Step 3. Correct for Batch Effects and Stratification

Sometimes, finding an association can be confuted by population stratification. This is because a condition may be more prevalent in one group of samples than in a different group, resulting in spurious associations between the condition or trait being tested for and any genetic characteristics varying between the two different groups.

While it is good practice for studies to be based upon the most homogenous test subjects as possible, it has been noted that even those who classify themselves as “Caucasian” have mild variation in genetic characteristics problematic enough to confound a study done over thousands of genetic markers.
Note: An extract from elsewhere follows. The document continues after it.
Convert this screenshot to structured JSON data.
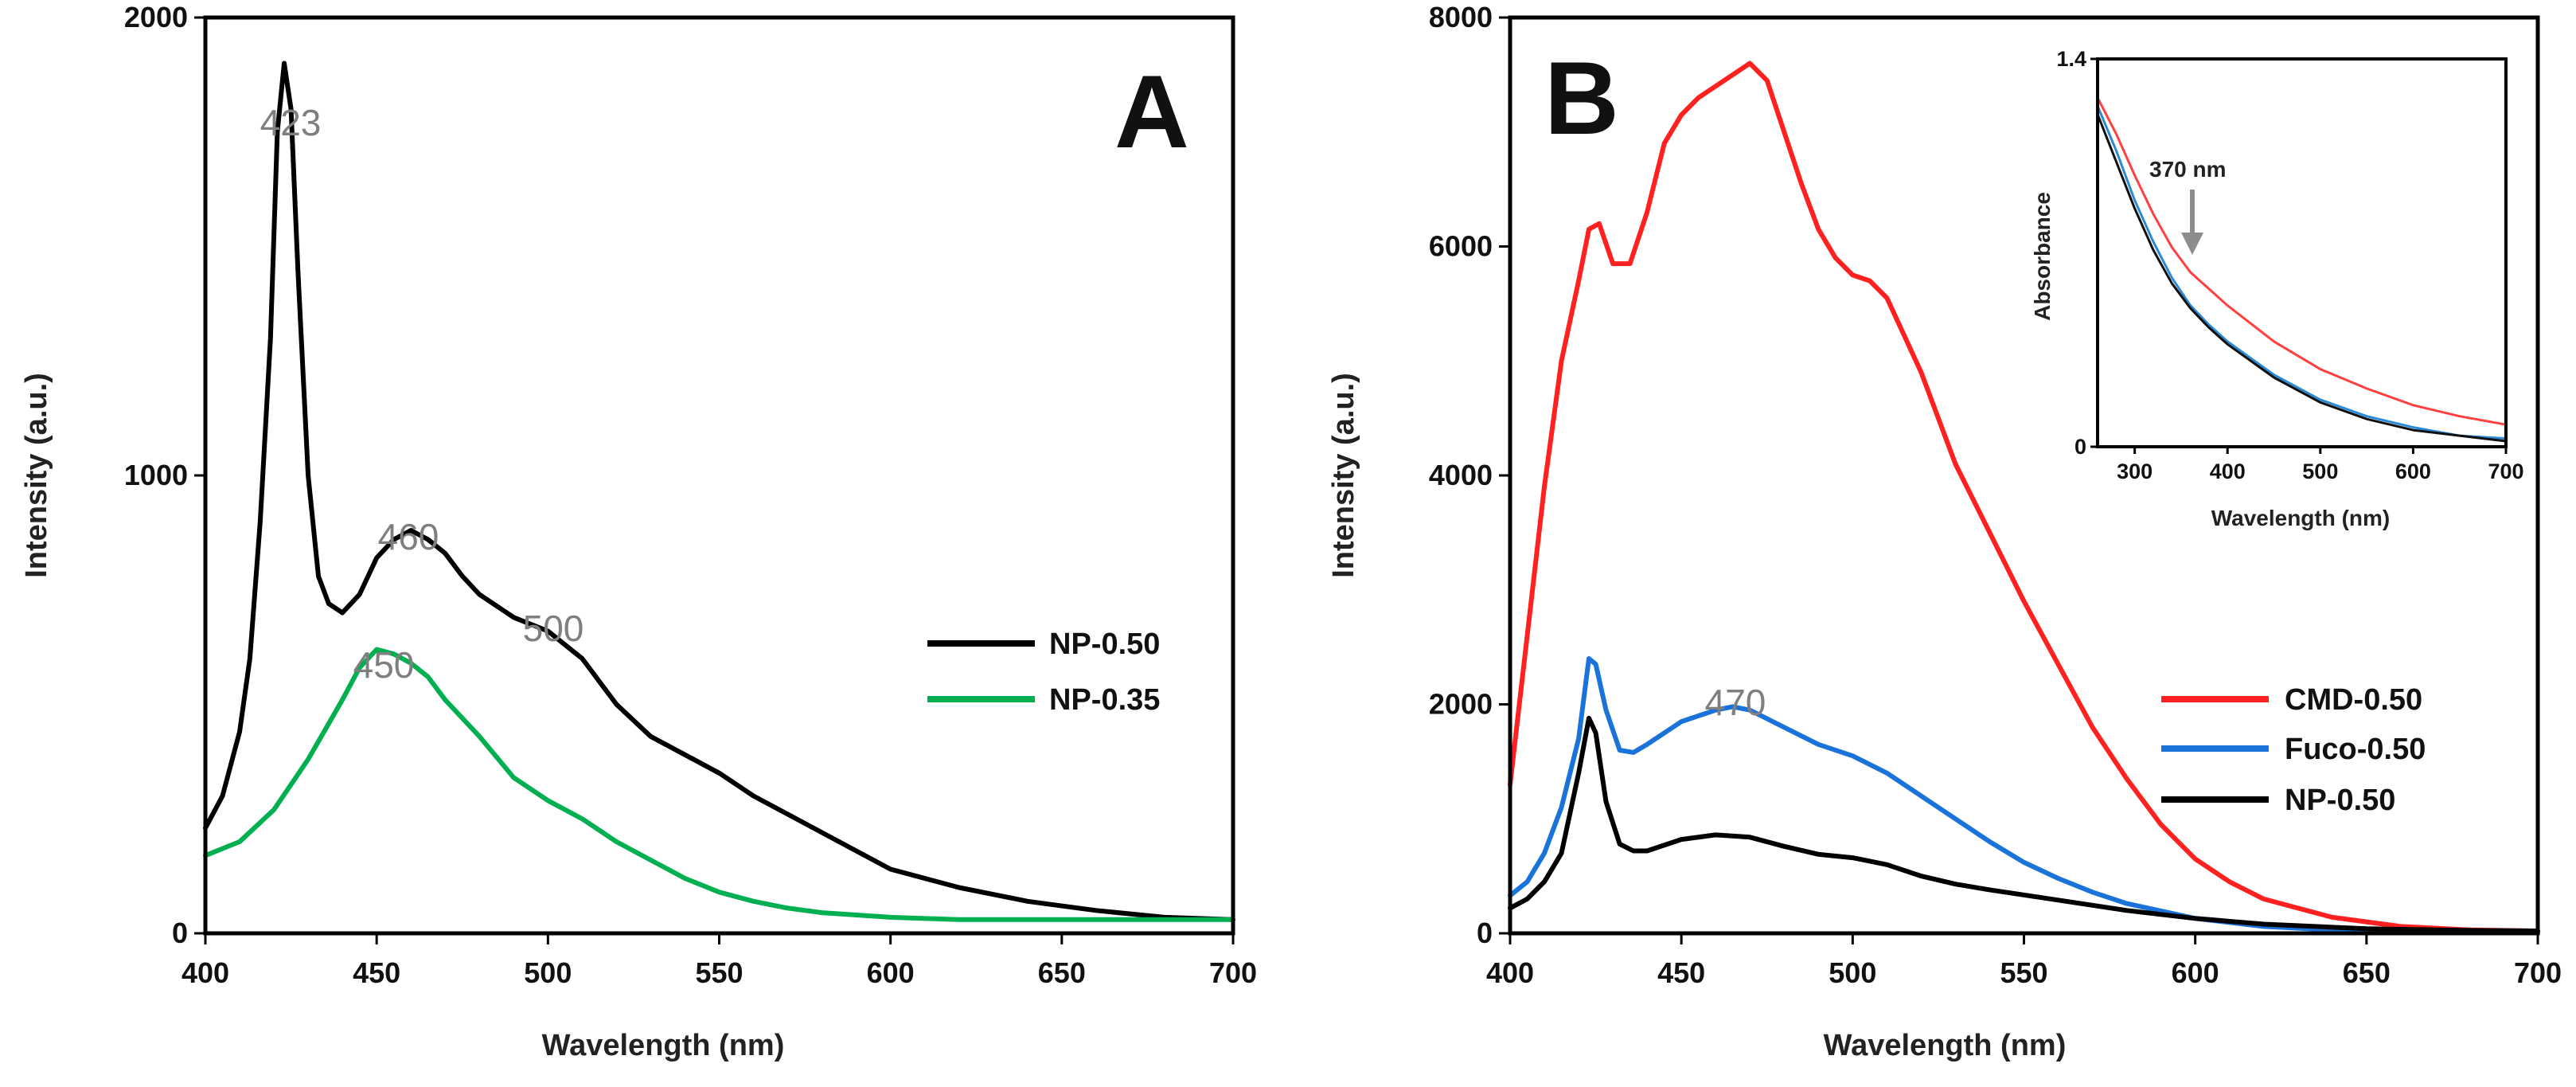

Additionally, it has been our experience, especially with copy number analysis, that there is evidence of variations in test equipment confounding studies. These are referred to as batch effects, which are often the result of improperly randomizing the genotyping of cases and controls, males and females, etc. For example, perhaps all cases (or all females) were done at one site or day and controls (or males) at another.

This tutorial will lead you through correcting LogRs for batch effects and stratification using an Eigenstrat-based principal component analysis (PCA) method. The result will be a new DSF file with PCA corrected LogRs. This file can then be used to perform LogR association tests or copy number segmenting (Step 4 and Step 5).

Determining How Many Principle Components to Use
Before you apply PCA to your LogRs, you need to determine how many principal components to use in the analysis. Determining this is to some degree an open question. If you choose too many, you may wind up subtracting out all effects, thus getting nothing from your tests.

We recommend a heuristic approach by Mu Zhu et al. (2006) which we've augmented to use HelixTree to compute and plot the log of eigenvalues and then use HelixTree's segmenting algorithm to find the position of the "elbow" on a a scree plot. The point of the elbow is essentially the number of principal components to use. The following tutorial will lead you through this approach:

›› Determining the Correct Number of PCs to Use to Correct for Batch Effects and Population Stratification

Applying PCA Correction
Once you have determined how may principle components to use, you can go back into the LogR Association Tests & PCA window (under the CNAM menu) to correct for batch effects and stratification.

From this window, Choose the DSF file you want to correct and Uncheck all the association test boxes.

Next, make sure the Correct Batch Effects/Stratification with PCA box is checked.

You also need to check the Output the PCA adjusted logRs to a DSF box. This allows you to import and segment the PCA corrected data using the Copy Number Segmentation window (Step 5), or use it as the input DSF in this window to run LogR association tests (Step 4) without having to re-run PCA correction each time.

Browse to the path where you want to save the corrected DSF, name it and click Save.

NOTE: It is good to give the DSF file an intuitive name, such as one referring to the number of principal components used. The corrected LogRs will differ depending on how many principal components are used.

Click on the Principal Component Analysis Parameters tab.

Here you need to enter the number of principle components you determined previously. This time it is not necessary to output the Eigenvalue spreadsheet so you can Uncheck this box. Again, for this tutorial don’t worry about PCA outlier removal.

Next, click on the Exclude SNPs tab.

From this tab, you can now exclude the markers you identified in Step 2. Browse to the CSV file created in Step 2 and click Open. A list of markers from the CSV file should now be listed as in Figure 5.

When you are finished, click Run.

The result for this particular analysis is a new DSF file containing PCA corrected LogRs minus the excluded markers and a secondary principal component spreadsheet.

From here you can proceed to perform LogR association tests (Step 4) or perform copy number segmentation (Step 5) on the corrected DSF.